Iedere eerste maandag- en woensdagochtend van de maand van 10 tot 12 uur kunt u ons bezoeken in het heemhuis Vanaf 1 januari 2025 wordt dat Iedere eerste maandagochtend en derde woensdagochtend van de maand. |
Internaat Vreekwijk
Internaat Vreekwijk, vroeger Kamp Vreekwijk, is gelegen aan de Meester de Jonghlaan 4 in het buurtschap Vreekwijk en is een jongensinternaat, opgericht om probleemjongeren een vak te leren en orde, regelmaat en verantwoordelijkheid bij te brengen.
Ontstaan
Kinderrechter G.T.J. de Jongh ontdekte de mogelijkheid om sociaal-labiele jongens te plaatsen in een vakkamp om deze jongeren daar, door een eenvoudige vakopleiding, meer toekomstperspectief aan te bieden. In samenwerking met het ministerie van Justitie en het ministerie van Sociale Zaken werd in 1948 in het voormalig kamp van de Nederlandsche Arbeidsdienst (N.A.D.) het jongensinternaat Vreekwijk opgericht. In het begin werd het Kamp Vreekwijk genoemd, waar probleemjongeren een vak leerden en waar orde, regelmaat en verantwoordelijkheid hoog in het vaandel stonden.

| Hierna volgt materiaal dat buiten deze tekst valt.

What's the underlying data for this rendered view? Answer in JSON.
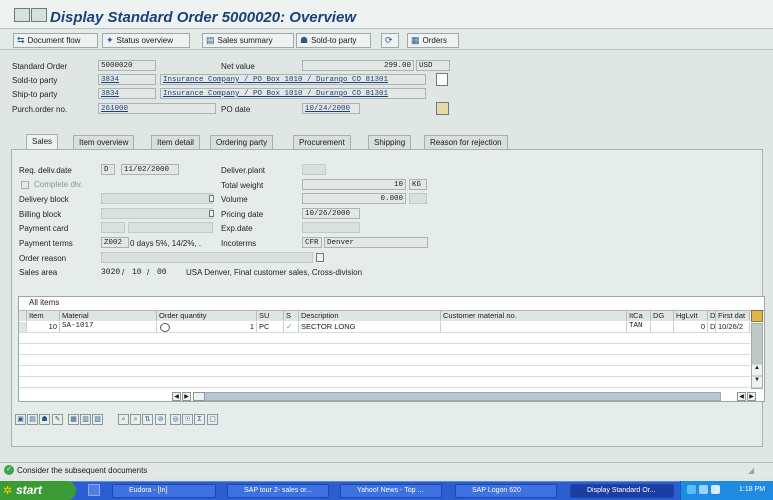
{
  "window": {
    "title": "Display Standard Order 5000020: Overview"
  },
  "app_toolbar": {
    "buttons": [
      {
        "label": "Document flow",
        "icon": "document-flow-icon"
      },
      {
        "label": "Status overview",
        "icon": "status-overview-icon"
      },
      {
        "label": "Sales summary",
        "icon": "sales-summary-icon"
      },
      {
        "label": "Sold-to party",
        "icon": "sold-to-party-icon"
      },
      {
        "label": "",
        "icon": "refresh-icon"
      },
      {
        "label": "Orders",
        "icon": "orders-icon"
      }
    ]
  },
  "header": {
    "standard_order_label": "Standard Order",
    "standard_order": "5000020",
    "net_value_label": "Net value",
    "net_value": "299.00",
    "currency": "USD",
    "sold_to_label": "Sold-to party",
    "sold_to": "3834",
    "sold_to_address": "Insurance Company / PO Box 1010 / Durango CO 81301",
    "ship_to_label": "Ship-to party",
    "ship_to": "3834",
    "ship_to_address": "Insurance Company / PO Box 1010 / Durango CO 81301",
    "purch_label": "Purch.order no.",
    "purch_order": "261000",
    "po_date_label": "PO date",
    "po_date": "10/24/2000"
  },
  "tabs": [
    "Sales",
    "Item overview",
    "Item detail",
    "Ordering party",
    "Procurement",
    "Shipping",
    "Reason for rejection"
  ],
  "active_tab": "Sales",
  "sales": {
    "req_deliv_date_label": "Req. deliv.date",
    "req_deliv_date_type": "D",
    "req_deliv_date": "11/02/2000",
    "complete_dlv_label": "Complete dlv.",
    "delivery_block_label": "Delivery block",
    "billing_block_label": "Billing block",
    "payment_card_label": "Payment card",
    "payment_terms_label": "Payment terms",
    "payment_terms": "Z002",
    "payment_terms_text": "0 days 5%, 14/2%, .",
    "order_reason_label": "Order reason",
    "sales_area_label": "Sales area",
    "sales_org": "3020",
    "dist_channel": "10",
    "division": "00",
    "sales_area_text": "USA Denver, Final customer sales, Cross-division",
    "deliver_plant_label": "Deliver.plant",
    "total_weight_label": "Total weight",
    "total_weight": "10",
    "weight_unit": "KG",
    "volume_label": "Volume",
    "volume": "0.000",
    "pricing_date_label": "Pricing date",
    "pricing_date": "10/26/2000",
    "exp_date_label": "Exp.date",
    "incoterms_label": "Incoterms",
    "incoterms": "CFR",
    "incoterms_place": "Denver"
  },
  "items_table": {
    "caption": "All items",
    "columns": [
      "Item",
      "Material",
      "Order quantity",
      "SU",
      "S",
      "Description",
      "Customer material no.",
      "ItCa",
      "DG",
      "HgLvIt",
      "D",
      "First dat"
    ],
    "rows": [
      {
        "item": "10",
        "material": "SA-1017",
        "qty": "1",
        "su": "PC",
        "description": "SECTOR LONG",
        "customer_material": "",
        "itca": "TAN",
        "dg": "",
        "hglvit": "0",
        "d": "D",
        "first_date": "10/26/2"
      }
    ]
  },
  "status": {
    "message": "Consider the subsequent documents"
  },
  "taskbar": {
    "start": "start",
    "tasks": [
      {
        "label": "Eudora - [In]"
      },
      {
        "label": "SAP tour 2- sales or..."
      },
      {
        "label": "Yahoo! News - Top ..."
      },
      {
        "label": "SAP Logon 620"
      },
      {
        "label": "Display Standard Or..."
      }
    ],
    "clock": "1:18 PM"
  }
}
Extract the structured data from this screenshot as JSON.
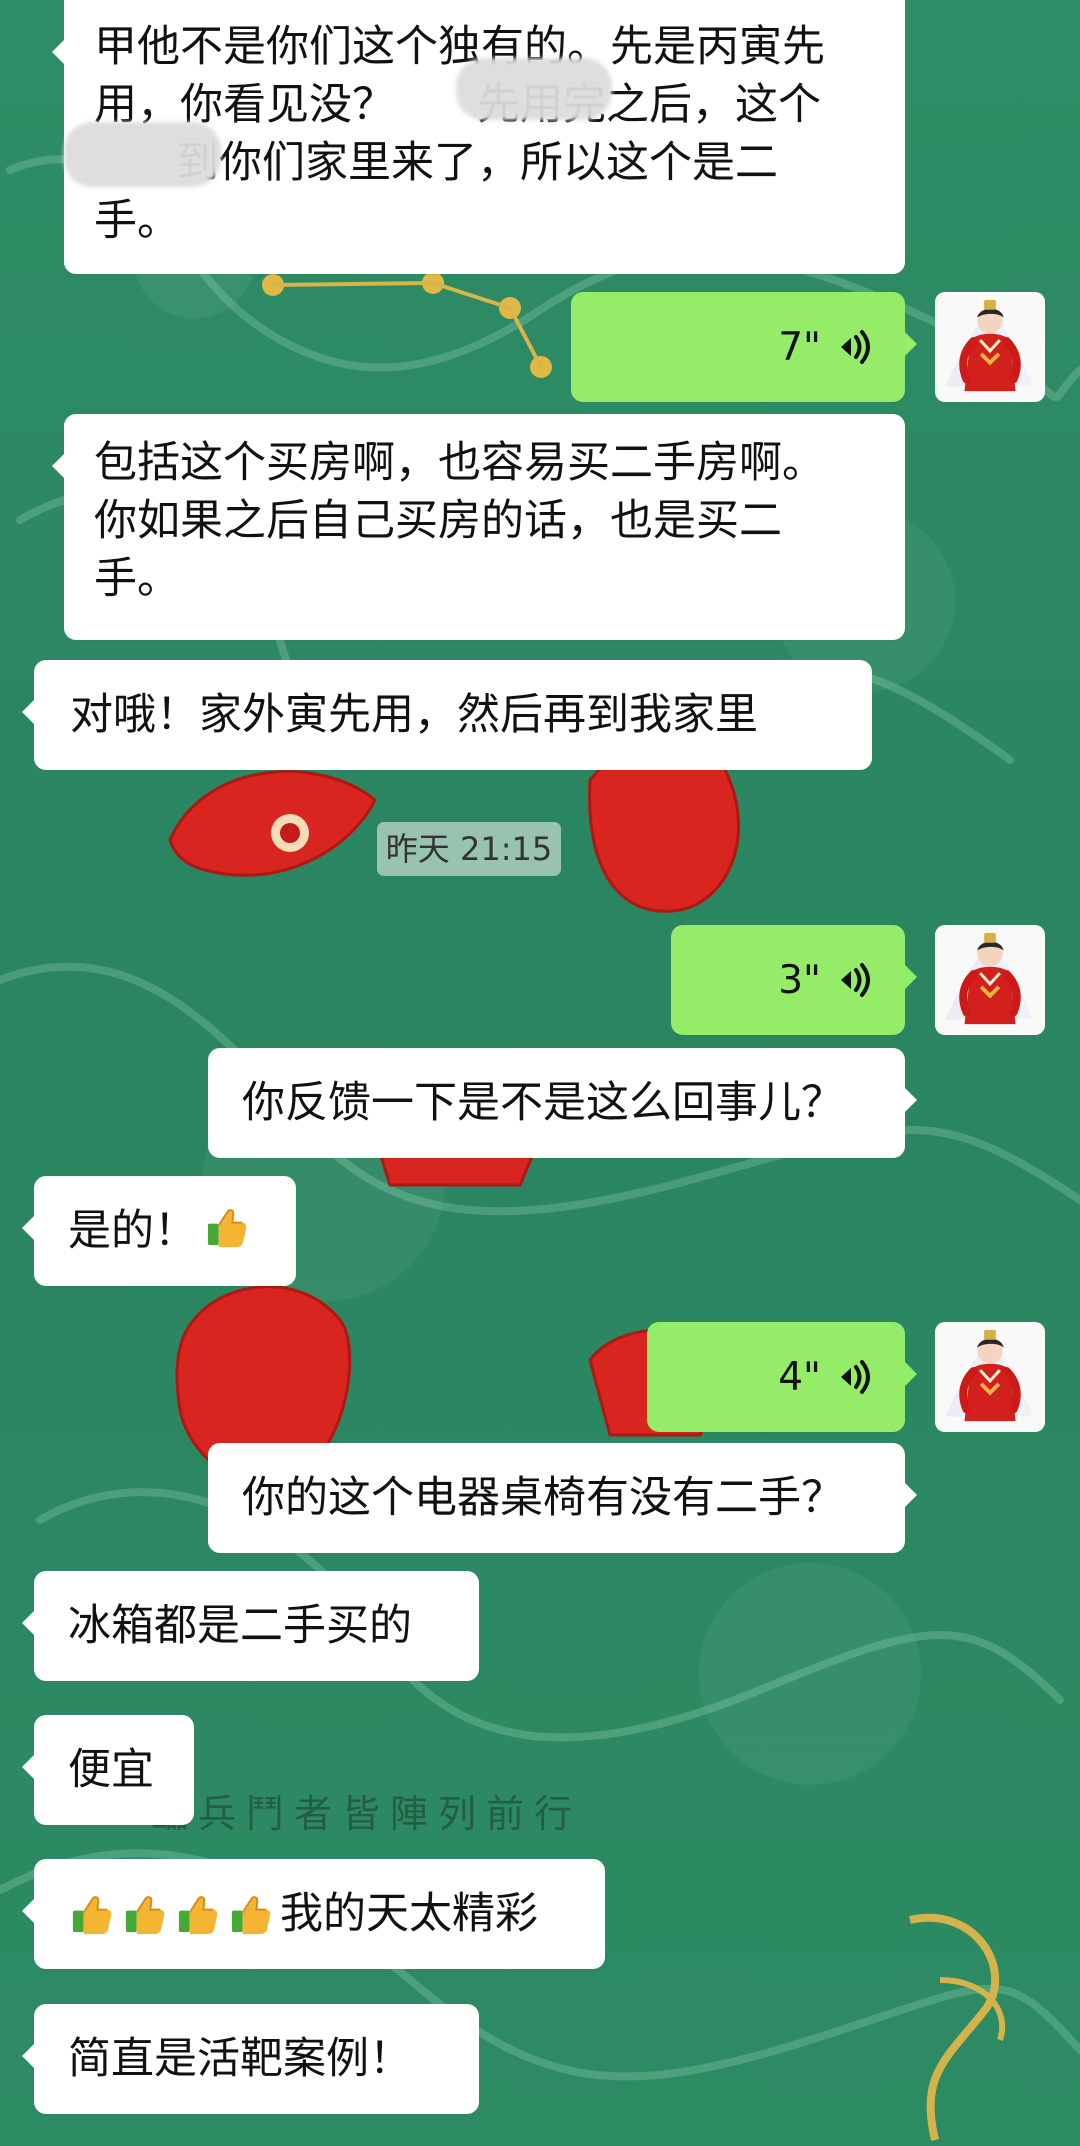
{
  "messages": {
    "m1_lines": "甲他不是你们这个独有的。先是丙寅先\n用，你看见没？      先用完之后，这个\n      到你们家里来了，所以这个是二\n手。",
    "voice_1_duration": "7\"",
    "m3_lines": "包括这个买房啊，也容易买二手房啊。\n你如果之后自己买房的话，也是买二\n手。",
    "m4": "对哦！家外寅先用，然后再到我家里",
    "timestamp": "昨天 21:15",
    "voice_2_duration": "3\"",
    "m6": "你反馈一下是不是这么回事儿？",
    "m7": "是的！",
    "voice_3_duration": "4\"",
    "m9": "你的这个电器桌椅有没有二手？",
    "m10": "冰箱都是二手买的",
    "m11": "便宜",
    "m12": "我的天太精彩",
    "m13": "简直是活靶案例！"
  },
  "background": {
    "watermark_text": "臨兵鬥者皆陣列前行"
  },
  "icons": {
    "voice": "voice-wave-icon",
    "thumb": "thumbs-up-icon",
    "avatar": "user-avatar"
  },
  "colors": {
    "chat_background": "#2f8f68",
    "incoming_bubble": "#ffffff",
    "outgoing_voice_bubble": "#95ec69",
    "decor_red": "#d8251f",
    "decor_gold": "#d8b44a"
  }
}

De eerste jaren werden de jongens nog militaristisch aangepakt. Op het middenterrein werd in de morgen de vlag gehesen en daarna marcheerde men, gewapend met een schop, naar de bossen in de omgeving. Er was in de houten barakken ook een werkplaats waar men de vakken metaal- en houtbewerking, maar ook schilderen en metselen kon leren. Alles stond onder leiding van commandant Jan de Graaf en zijn adjudant Ruud Steenmeijer.
Van kamp naar internaat
In de vijftiger en zestiger jaren wijzigde het een en ander. Het internaat kwam te vallen onder het ministerie van Cultuur, Recreatie en Maatschappelijk werk (C.R.M.). Het kampwerk kreeg toen een andere naam: Bijzonder Jeugdwerk (B.J. Vreekwijk). In de jaren zeventig werden ook veel houten barakken vervangen door meer comfortabele stenen gebouwen. Ook werden de doelstellingen aangepast.
Het bijzonder jeugdwerk had in de beginperiode de volgende aandachtspunten:
- Het bijzonder jeugdwerk richt zich op kinderen die in hun persoonlijke en of maatschappelijke ontplooiing worden belemmerd.

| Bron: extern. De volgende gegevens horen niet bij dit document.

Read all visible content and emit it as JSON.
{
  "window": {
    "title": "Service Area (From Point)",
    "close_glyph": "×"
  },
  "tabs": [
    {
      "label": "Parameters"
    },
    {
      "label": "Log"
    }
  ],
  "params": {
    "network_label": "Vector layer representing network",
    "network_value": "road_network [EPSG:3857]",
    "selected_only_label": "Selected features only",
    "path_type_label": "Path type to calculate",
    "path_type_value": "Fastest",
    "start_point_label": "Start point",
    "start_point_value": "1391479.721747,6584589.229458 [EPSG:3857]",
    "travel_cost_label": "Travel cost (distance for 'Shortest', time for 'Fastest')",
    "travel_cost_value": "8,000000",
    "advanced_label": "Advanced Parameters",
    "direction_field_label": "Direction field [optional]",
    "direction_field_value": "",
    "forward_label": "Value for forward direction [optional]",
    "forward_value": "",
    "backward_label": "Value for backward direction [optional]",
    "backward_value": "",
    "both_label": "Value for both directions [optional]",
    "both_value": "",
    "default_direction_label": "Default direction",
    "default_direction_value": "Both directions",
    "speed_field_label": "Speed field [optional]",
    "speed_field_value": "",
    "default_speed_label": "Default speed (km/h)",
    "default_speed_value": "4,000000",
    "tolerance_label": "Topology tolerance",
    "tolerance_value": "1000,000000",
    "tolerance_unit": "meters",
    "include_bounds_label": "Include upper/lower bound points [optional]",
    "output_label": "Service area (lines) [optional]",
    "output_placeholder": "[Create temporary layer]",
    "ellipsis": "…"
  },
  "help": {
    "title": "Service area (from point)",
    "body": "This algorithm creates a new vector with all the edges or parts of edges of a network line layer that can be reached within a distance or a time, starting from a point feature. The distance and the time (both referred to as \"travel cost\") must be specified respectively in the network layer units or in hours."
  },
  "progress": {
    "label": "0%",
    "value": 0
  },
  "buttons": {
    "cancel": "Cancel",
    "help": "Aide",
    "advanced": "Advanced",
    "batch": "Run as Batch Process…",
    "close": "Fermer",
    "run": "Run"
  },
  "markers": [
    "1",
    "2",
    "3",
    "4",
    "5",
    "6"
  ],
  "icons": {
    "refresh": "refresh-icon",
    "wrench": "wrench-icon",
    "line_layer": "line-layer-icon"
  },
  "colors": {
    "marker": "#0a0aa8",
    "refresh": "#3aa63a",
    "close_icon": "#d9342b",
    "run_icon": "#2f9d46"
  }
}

- Aan de hulpverlening en intensieve benadering wordt in de internaten systematisch, deskundig en vanuit de goede grondhouding te worden gewerkt.
- De orthopedagogische benadering dient hand in hand te gaan met het aanbieden van situaties en activiteiten welke de vorming van het kind beogen.
- Professionalisering moet verder worden door gezet o.a. door bijscholing in specifieke BJ-aspecten en trainingen in nieuwe methoden.
- Verder komt er meer professioneler personeel. De bezetting van jongens in de paviljoens worden kleiner en de groepsleiding wordt uit gebreid.
Volgens mij heb ik rond 1954>1956 op dit internaat gezeten. Het bestond uit 4 groepen, oftewel huiskamers, met slaapzalen. Aan het hoofs stond een vader/begeleider. Gezamenlijk ontbijten, lunches en avondeten. Overdag naar de vakschool, waar je de grondbeginselen van metaalbewerking werd bijgebracht. Ik heb thuis nog steeds een oliekannetje staan, dat ik daar gemaakt. Het las binnen in de bossen en eens in de zoveel tijd hadden we s'avond een bosspel. Een keer in de week aten we macaroni met halmblokjes. Dan was het een eetfestijn. Na afronding van de opleiding mocht ik definitief weer naar huis. Alles bij elkaar heb ik daar wel een prettige tijd gehad. Daarna ben ik gaan varen op de Beatrix, de pont tussen hoek van Holland en Harwich.
Nieuwbouw 1978
In 1978 werden er twee nieuwe servicegebouwen neergezet op het internaatterrein, waarin het administratief personeel, kamers van de dokter, maatschappelijk werker, psycholoog en diensthoofden, de grote eetzaal, tevens speel- en theaterruimte, de keuken en zes les-units werden gehuisvest. Dit nieuwbouwproject kostte vier miljoen gulden. De eerste steen voor deze nieuwbouw werd in april 1978 gelegd door de scheidende directeur Jan de Graaf.
Privatisering
In 1988 kwam voor het personeel een grote verandering. De organisatie viel niet meer onder een ministerie maar werd zelfstandig. Iedere medewerker werd ambtenaar-af en kreeg een nieuwe functie. Ook kwam het personeel onder een ander pensioenfonds te vallen. Er werden afspraken met scholen in de omgeving gemaakt en de directie kreeg zijn kantoor in Helmond.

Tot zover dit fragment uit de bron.